ZEIT ONLINE: Wie ernst nehmen Sie die Terrorandrohung, die Bekkay Harrach alias Abu Talha in dem jüngst veröffentlichten Al-Qaida-Video ausspricht?

Guido Steinberg: Diese neue Drohung von Bekkay Harrach ist ernst zu nehmen, weil er mit der konkreten Ankündigung seine eigene Glaubwürdigkeit und die von al-Qaida aufs Spiel setzt. Er sagt, wenn die Deutschen am Sonntag bei der Bundestagswahl nicht richtig abstimmen und ihre Truppen nicht aus Afghanistan abziehen, dann wird innerhalb von zwei Wochen nach der Wahl ein Anschlag verübt werden. Es ist schwer vorstellbar, dass al-Qaida eine solche Drohung ausstößt, ohne dass eine Zelle bereits konkret in den Vorbereitungen für einen Anschlag steckt.

ZEIT ONLINE: Wie viele Unterstützer hat Abu Talha in Deutschland – ihm werden ja gute Kontakte zu Islamisten in Hessen und Niedersachsen nachgesagt?

Steinberg: Das ist die große Frage, die auch die Sicherheitsbehörden in Deutschland nicht beantworten können. Harrach hatte viele Kontakte in der hiesigen Dschihadistenszene. Viele sind bekannt, einige stehen vor Gericht, andere werden überwacht, aber ob darunter diejenigen sind, die für al-Qaida die Anschläge verüben sollen, weiß niemand. Man muss vor allem befürchten, dass einige der Männer, die in den vergangenen zwei Jahren nach Pakistan gereist sind und in Terrorcamps ausgebildet wurden, nun nach Deutschland zurückkehren. Mit dieser Furcht spielt Bekkay Harrach in dem aktuellen Video: Er spricht vor einem neutralen Hintergrund, er hat sich rasiert und europäisch gekleidet, er möchte offensichtlich bei uns die Angst wecken, dass er sich bereits in Deutschland aufhält.

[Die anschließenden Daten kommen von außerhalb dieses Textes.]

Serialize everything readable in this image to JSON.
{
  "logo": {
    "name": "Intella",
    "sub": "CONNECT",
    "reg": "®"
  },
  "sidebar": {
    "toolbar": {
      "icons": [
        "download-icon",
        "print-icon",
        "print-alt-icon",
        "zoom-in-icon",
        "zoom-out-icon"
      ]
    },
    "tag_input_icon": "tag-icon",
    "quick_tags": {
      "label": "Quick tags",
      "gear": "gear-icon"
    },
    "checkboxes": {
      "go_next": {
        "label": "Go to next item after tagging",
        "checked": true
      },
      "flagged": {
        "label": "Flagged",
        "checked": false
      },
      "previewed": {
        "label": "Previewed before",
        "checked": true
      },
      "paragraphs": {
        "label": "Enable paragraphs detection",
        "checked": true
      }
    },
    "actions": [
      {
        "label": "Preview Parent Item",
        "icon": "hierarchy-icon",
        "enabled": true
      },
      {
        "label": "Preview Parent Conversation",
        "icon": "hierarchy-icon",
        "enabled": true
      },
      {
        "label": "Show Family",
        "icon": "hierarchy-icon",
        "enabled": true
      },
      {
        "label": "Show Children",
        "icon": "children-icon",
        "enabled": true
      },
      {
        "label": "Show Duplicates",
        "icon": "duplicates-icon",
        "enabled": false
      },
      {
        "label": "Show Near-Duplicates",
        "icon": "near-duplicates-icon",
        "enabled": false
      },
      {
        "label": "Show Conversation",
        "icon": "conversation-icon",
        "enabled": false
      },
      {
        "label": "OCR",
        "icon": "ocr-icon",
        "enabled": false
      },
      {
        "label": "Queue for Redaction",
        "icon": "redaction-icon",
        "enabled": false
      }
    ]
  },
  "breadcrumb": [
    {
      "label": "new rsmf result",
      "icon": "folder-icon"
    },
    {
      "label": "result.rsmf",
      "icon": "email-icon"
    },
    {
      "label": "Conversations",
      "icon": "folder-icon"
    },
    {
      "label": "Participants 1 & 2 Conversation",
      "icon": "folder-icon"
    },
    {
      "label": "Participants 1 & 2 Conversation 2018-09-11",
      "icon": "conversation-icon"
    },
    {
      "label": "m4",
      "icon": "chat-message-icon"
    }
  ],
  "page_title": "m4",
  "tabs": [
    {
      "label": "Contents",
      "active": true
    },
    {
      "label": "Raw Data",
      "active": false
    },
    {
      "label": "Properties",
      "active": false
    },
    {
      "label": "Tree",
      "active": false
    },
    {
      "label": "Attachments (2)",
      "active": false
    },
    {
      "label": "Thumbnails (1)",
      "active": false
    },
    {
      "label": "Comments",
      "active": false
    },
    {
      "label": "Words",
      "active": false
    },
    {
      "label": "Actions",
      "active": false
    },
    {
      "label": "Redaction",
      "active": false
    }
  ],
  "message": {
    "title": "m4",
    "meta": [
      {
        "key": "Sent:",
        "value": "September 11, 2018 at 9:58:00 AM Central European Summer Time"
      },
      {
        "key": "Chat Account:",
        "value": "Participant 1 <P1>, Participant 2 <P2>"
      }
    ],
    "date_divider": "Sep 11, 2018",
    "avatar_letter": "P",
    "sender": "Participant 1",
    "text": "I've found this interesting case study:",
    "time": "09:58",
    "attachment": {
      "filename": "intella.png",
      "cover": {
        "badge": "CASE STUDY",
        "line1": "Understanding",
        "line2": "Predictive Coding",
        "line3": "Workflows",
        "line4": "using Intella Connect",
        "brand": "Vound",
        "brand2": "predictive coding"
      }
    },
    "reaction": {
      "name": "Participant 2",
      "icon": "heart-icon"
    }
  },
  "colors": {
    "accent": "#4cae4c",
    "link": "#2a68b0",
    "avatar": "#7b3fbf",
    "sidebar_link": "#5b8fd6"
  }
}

ZEIT ONLINE: Halten Sie es denn für wahrscheinlich, dass er das pakistanische Grenzgebiet verlassen hat?

Steinberg: Möglich ist das auf jeden Fall. Allerdings sind in Deutschland die Sicherheitsmaßnahmen schon seit einiger Zeit so hochgefahren worden, dass es nicht einfach ist, die Grenzen unbemerkt zu überschreiten, zumal Bekkay Harrach bei den Sicherheitsbehörden gut bekannt ist. 

ZEIT ONLINE: Experten warnten vor Anschlägen vor der Bundestagswahl. Wie sehr hat sich die Sicherheitslage Deutschlands verschlechtert?

Steinberg: Diese Drohungen zeigen, wie viel al-Qaida und Taliban daran gelegen ist, Druck auf Deutschland auszuüben, um einen Truppenabzug aus Afghanistan zu erzwingen. Die offene Frage ist, ob al-Qaida über die nötigen Ressourcen und Anhänger in Deutschland verfügt, um einen Anschlag zu verüben. Was wir nun das erste Mal erleben, ist eine konkrete Anschlagsdrohung, die mit einem Zeitrahmen versehen ist. Das ist sehr beunruhigend.